Fan Sili, Wilson Christopher M, Fridley Brooke L, Li Qian
Graduate Group of Biostatistics, University of California, Davis, CA, USA.
Department of Biostatistics and Bioinformatics, Moffitt Cancer Center, Tampa, FL, USA.
Methods Mol Biol. 2023;2629:247-269. doi: 10.1007/978-1-0716-2986-4_12.
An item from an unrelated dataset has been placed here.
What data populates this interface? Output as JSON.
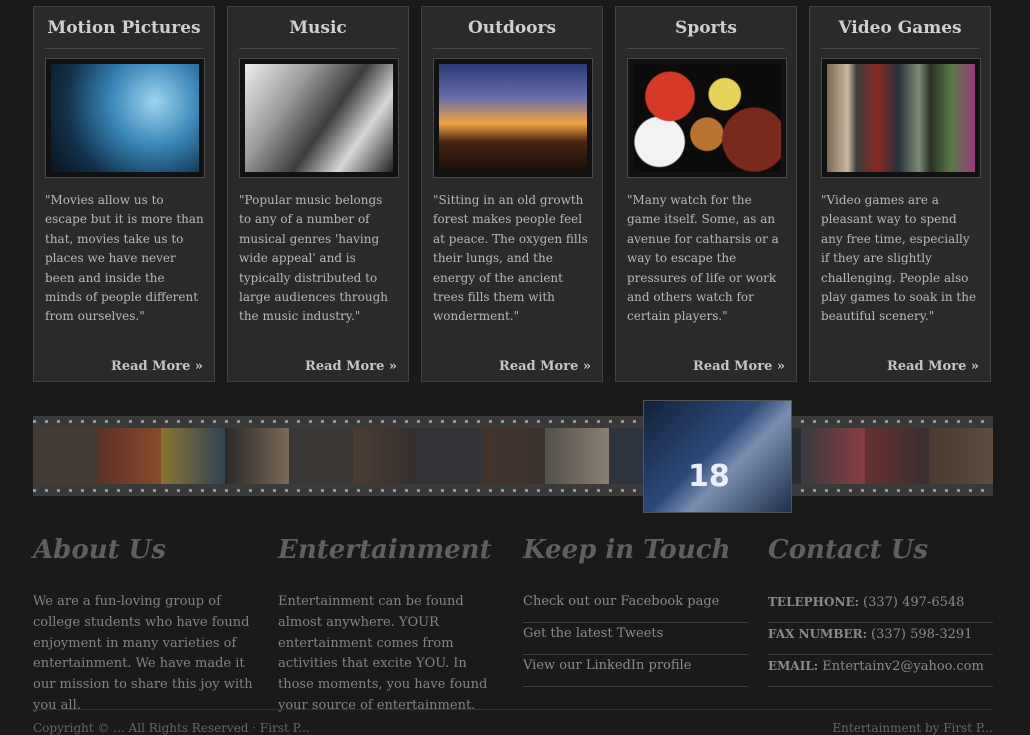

In this chapter, we review the cutting-edge statistical and machine learning methods for missing value imputation, normalization, and downstream analyses in mass spectrometry metabolomics studies, with illustration by example datasets. The missing peak recovery includes simple imputation by zero or limit of detection, regression-based or distribution-based imputation, and prediction by random forest. The batch effect can be removed by data-driven methods, internal standard-based, and quality control sample-based normalization. We also summarize different types of statistical analysis for metabolomics and clinical outcomes, such as inference on metabolic biomarkers, clustering of metabolomic profiles, metabolite module building, and integrative analysis with transcriptome.
在本章中,我们回顾了质谱代谢组学研究中用于缺失值插补、归一化及下游分析的前沿统计和机器学习方法,并通过示例数据集进行说明。缺失峰恢复方法包括以零值或检测限进行简单插补、基于回归或基于分布的插补以及随机森林预测。批次效应可通过数据驱动方法、基于内标的归一化和基于质量控制样本的归一化来消除。我们还总结了代谢组学与临床结果的不同类型统计分析,例如代谢生物标志物推断、代谢组学谱聚类、代谢物模块构建以及与转录组的整合分析。